Cinq projets appartenant majoritairement à des Mi'kmaq ont été sélectionnés pour un contrat d'achat d'électricité de 25 ans avec Nova Scotia Power.

Ces projets devraient fournir 372 mégawatts d'électricité, soit environ 12 % de la demande totale de la province.

La Première Nation de Sipekne'katik s'est associée à Elemental Energy, une entreprise basée à Vancouver, pour des parcs éoliens proposés à Higgins Mountain, dans le comté de Cumberland, et à Wedgeport, dans le sud-ouest de la Nouvelle-Écosse.
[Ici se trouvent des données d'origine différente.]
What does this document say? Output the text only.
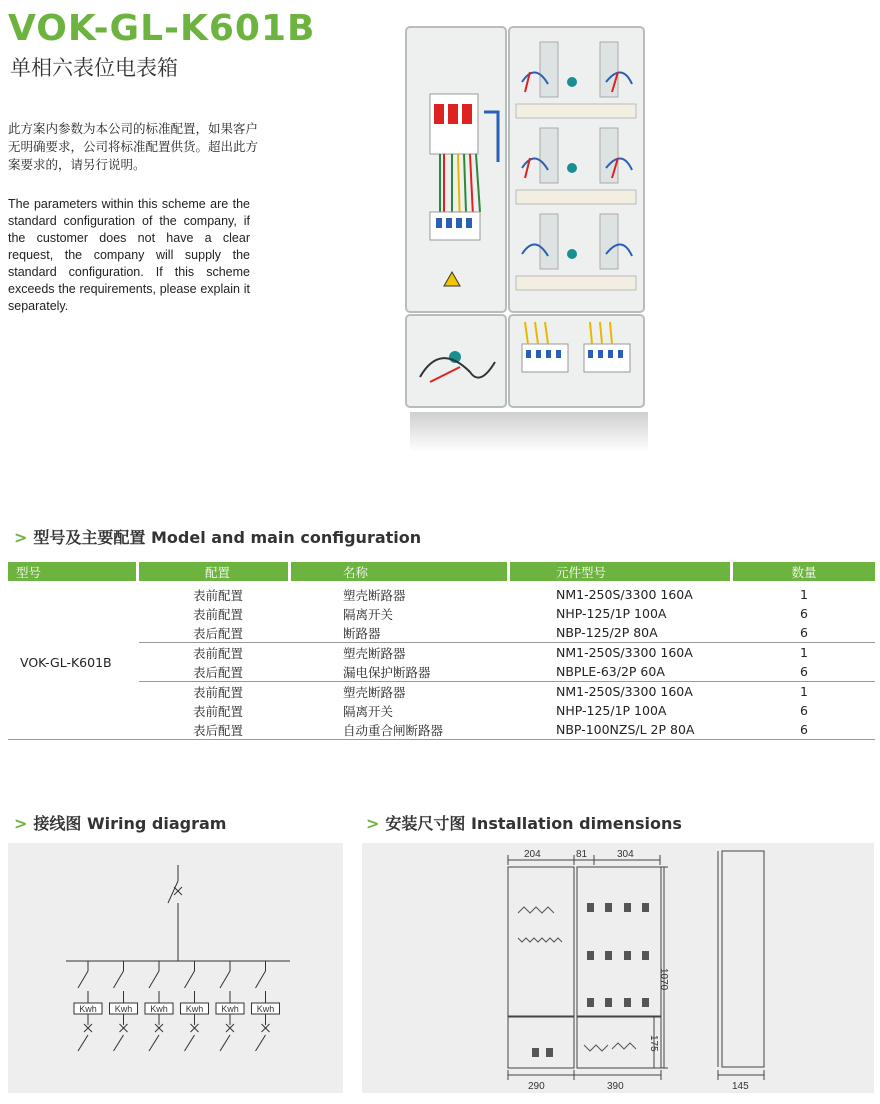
VOK-GL-K601B
单相六表位电表箱
此方案内参数为本公司的标准配置，如果客户无明确要求，公司将标准配置供货。超出此方案要求的，请另行说明。
The parameters within this scheme are the standard configuration of the company, if the customer does not have a clear request, the company will supply the standard configuration. If this scheme exceeds the requirements, please explain it separately.
> 型号及主要配置 Model and main configuration
型号	配置	名称	元件型号	数量

VOK-GL-K601B	表前配置	塑壳断路器	NM1-250S/3300 160A	1
	表前配置	隔离开关	NHP-125/1P 100A	6
	表后配置	断路器	NBP-125/2P 80A	6
	表前配置	塑壳断路器	NM1-250S/3300 160A	1
	表后配置	漏电保护断路器	NBPLE-63/2P 60A	6
	表前配置	塑壳断路器	NM1-250S/3300 160A	1
	表前配置	隔离开关	NHP-125/1P 100A	6
	表后配置	自动重合闸断路器	NBP-100NZS/L 2P 80A	6
> 接线图 Wiring diagram
Kwh Kwh Kwh Kwh Kwh Kwh
> 安装尺寸图 Installation dimensions
204	81	304
1070
175
290	390	145
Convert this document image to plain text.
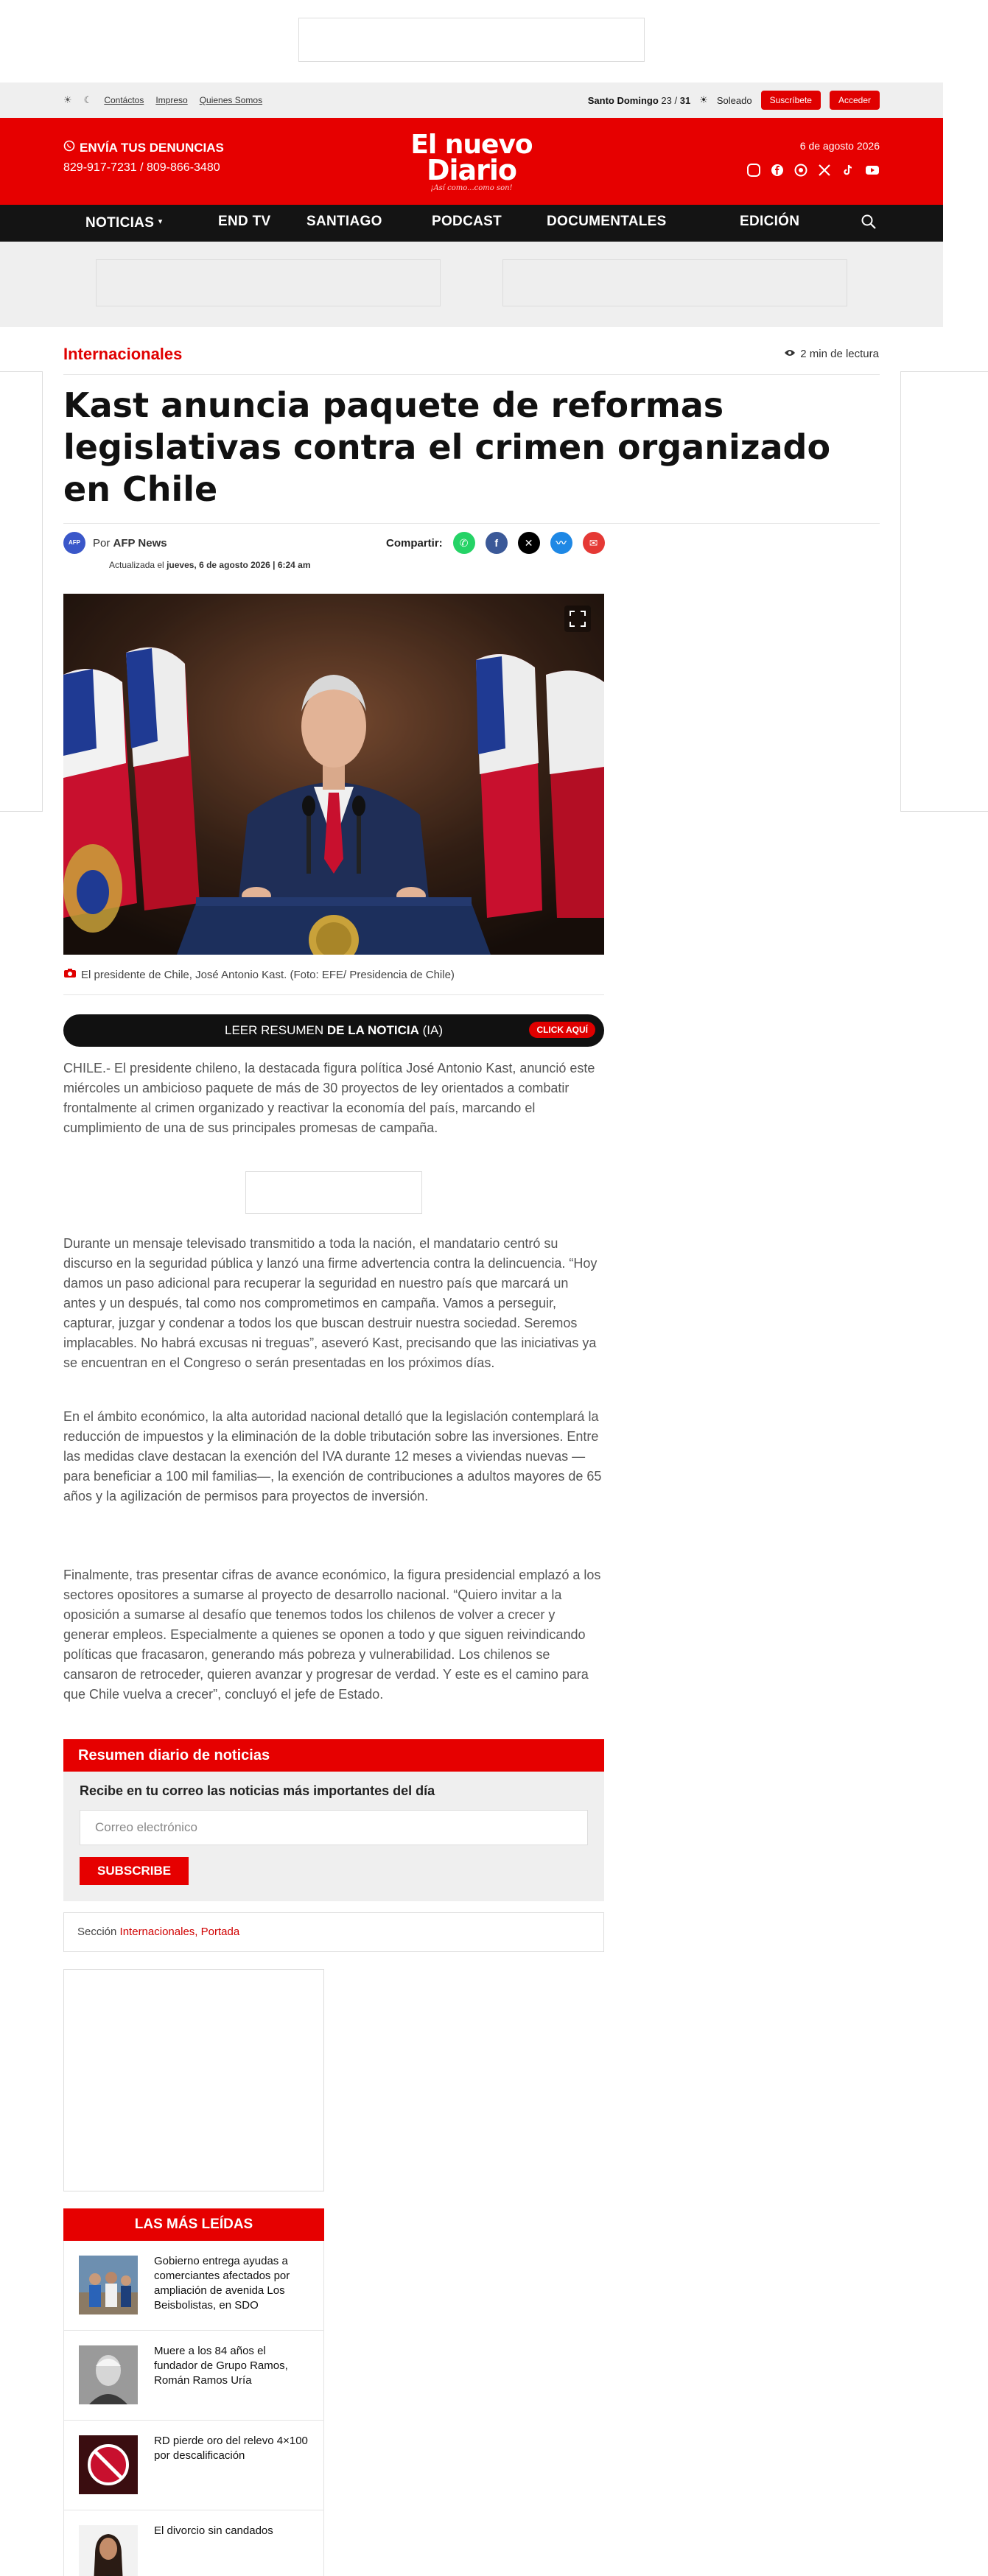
☀ ☾ Contáctos Impreso Quienes Somos	Santo Domingo 23 / 31 ☀ Soleado	Suscríbete	Acceder
ENVÍA TUS DENUNCIAS
829-917-7231 / 809-866-3480
El nuevo
Diario
¡Así como...como son!
6 de agosto 2026
NOTICIAS ▾	END TV	SANTIAGO	PODCAST	DOCUMENTALES	EDICIÓN
Internacionales	2 min de lectura
Kast anuncia paquete de reformas legislativas contra el crimen organizado en Chile
AFP	Por AFP News
Actualizada el jueves, 6 de agosto 2026 | 6:24 am
Compartir:	✆	f	✕	〰	✉
El presidente de Chile, José Antonio Kast. (Foto: EFE/ Presidencia de Chile)
LEER RESUMEN DE LA NOTICIA (IA)	CLICK AQUÍ

CHILE.- El presidente chileno, la destacada figura política José Antonio Kast, anunció este miércoles un ambicioso paquete de más de 30 proyectos de ley orientados a combatir frontalmente al crimen organizado y reactivar la economía del país, marcando el cumplimiento de una de sus principales promesas de campaña.

Durante un mensaje televisado transmitido a toda la nación, el mandatario centró su discurso en la seguridad pública y lanzó una firme advertencia contra la delincuencia. “Hoy damos un paso adicional para recuperar la seguridad en nuestro país que marcará un antes y un después, tal como nos comprometimos en campaña. Vamos a perseguir, capturar, juzgar y condenar a todos los que buscan destruir nuestra sociedad. Seremos implacables. No habrá excusas ni treguas”, aseveró Kast, precisando que las iniciativas ya se encuentran en el Congreso o serán presentadas en los próximos días.

En el ámbito económico, la alta autoridad nacional detalló que la legislación contemplará la reducción de impuestos y la eliminación de la doble tributación sobre las inversiones. Entre las medidas clave destacan la exención del IVA durante 12 meses a viviendas nuevas —para beneficiar a 100 mil familias—, la exención de contribuciones a adultos mayores de 65 años y la agilización de permisos para proyectos de inversión.

Finalmente, tras presentar cifras de avance económico, la figura presidencial emplazó a los sectores opositores a sumarse al proyecto de desarrollo nacional. “Quiero invitar a la oposición a sumarse al desafío que tenemos todos los chilenos de volver a crecer y generar empleos. Especialmente a quienes se oponen a todo y que siguen reivindicando políticas que fracasaron, generando más pobreza y vulnerabilidad. Los chilenos se cansaron de retroceder, quieren avanzar y progresar de verdad. Y este es el camino para que Chile vuelva a crecer”, concluyó el jefe de Estado.

Resumen diario de noticias
Recibe en tu correo las noticias más importantes del día
Correo electrónico
SUBSCRIBE
Sección Internacionales, Portada
LAS MÁS LEÍDAS
Gobierno entrega ayudas a comerciantes afectados por ampliación de avenida Los Beisbolistas, en SDO
Muere a los 84 años el fundador de Grupo Ramos, Román Ramos Uría
RD pierde oro del relevo 4×100 por descalificación
El divorcio sin candados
Dorene Bernard et deux autres femmes de la Première Nation de Sipekne'katik, Cheryl Maloney et Carole Howe, ont publié un communiqué de presse exigeant une comptabilité des revenus projetés de tout futur accord d'achat d'électricité.

Elles croient qu'aucun accord d'achat d'électricité ne devrait être signé avant que le financement ne soit expliqué à la communauté.

Nous espérons qu'ils reporteront la signature de tout accord, dit Dorene Bernard.

Nous devrions être en mesure de dire si nous pensons que ce sera profitable pour notre communauté.

Les trois femmes soutiennent que les administrateurs de la Première Nation de Sipekne'katik ont dit que les accords d'achat d'électricité généreraient 5 millions $ sur 25 ans, soit environ 200 000 $ par an pour la Première Nation.

Nous attendons toujours des informations sur les offres qui ont été soumises, l'accord de partenariat, l'accord d'impact et la valeur des projets, indique le communiqué.

Les dirigeants de la Première Nation de Sipekne'katik, y compris le chef, Mike Sack, n'ont pas répondu à CBC News.

Un bâtiment de la nation en automne.

La Première Nation de Sipekne'katik arrive deuxième parmi les plus grandes communautés mi'kmaw de la Nouvelle-Écosse.

Photo : Radio-Canada / Robert Short

Les cinq projets gagnants en Nouvelle-Écosse se sont partagé 125 millions de dollars du programme Smart Renewables, de Ressources naturelles Canada.

Le premier ministre Justin Trudeau a annoncé le financement en juillet lors d'un événement en Nouvelle-Écosse avec le représentant de la province au cabinet fédéral, Sean Fraser, et le chef Sydney Peters de la bande Glooscap. Glooscap était l'un des promoteurs retenus.

Ressources naturelles Canada n'a pas expliqué comment les 125 millions $ seront partagés entre les bandes de la Nouvelle-Écosse.

Les détails de ces accords ne sont pas ouverts à la divulgation en raison de la confidentialité commerciale, a déclaré le mois dernier le porte-parole ministériel Keean Nembhard.

CBC News a demandé à Elemental Energy des informations sur la relation d'affaires avec Sipekne'katik, y compris la répartition des capitaux propres entre eux, combien d'argent le groupe devrait mettre en place pour les projets et l'état des accords d'achat d'électricité.

L'entreprise n'a pas répondu.

Femelle orignal mangeant sur le bord d'une route.

Une femelle orignal en forêt.

Photo : Radio-Canada / Luc Paradis

Dorene Bernard dit que ses préoccupations vont au-delà de l’argent.

Chaque fois qu'il y a de bonnes nouvelles, elles doivent être partagées avec la communauté, dit-elle.

Je suis vraiment pour le développement éolien, mais je ne crois pas que ça devrait se faire à Higgins Mountain, qui est un habitat pour les orignaux continentaux en voie de disparition. Vous savez, nous ne pouvons pas soutenir ça.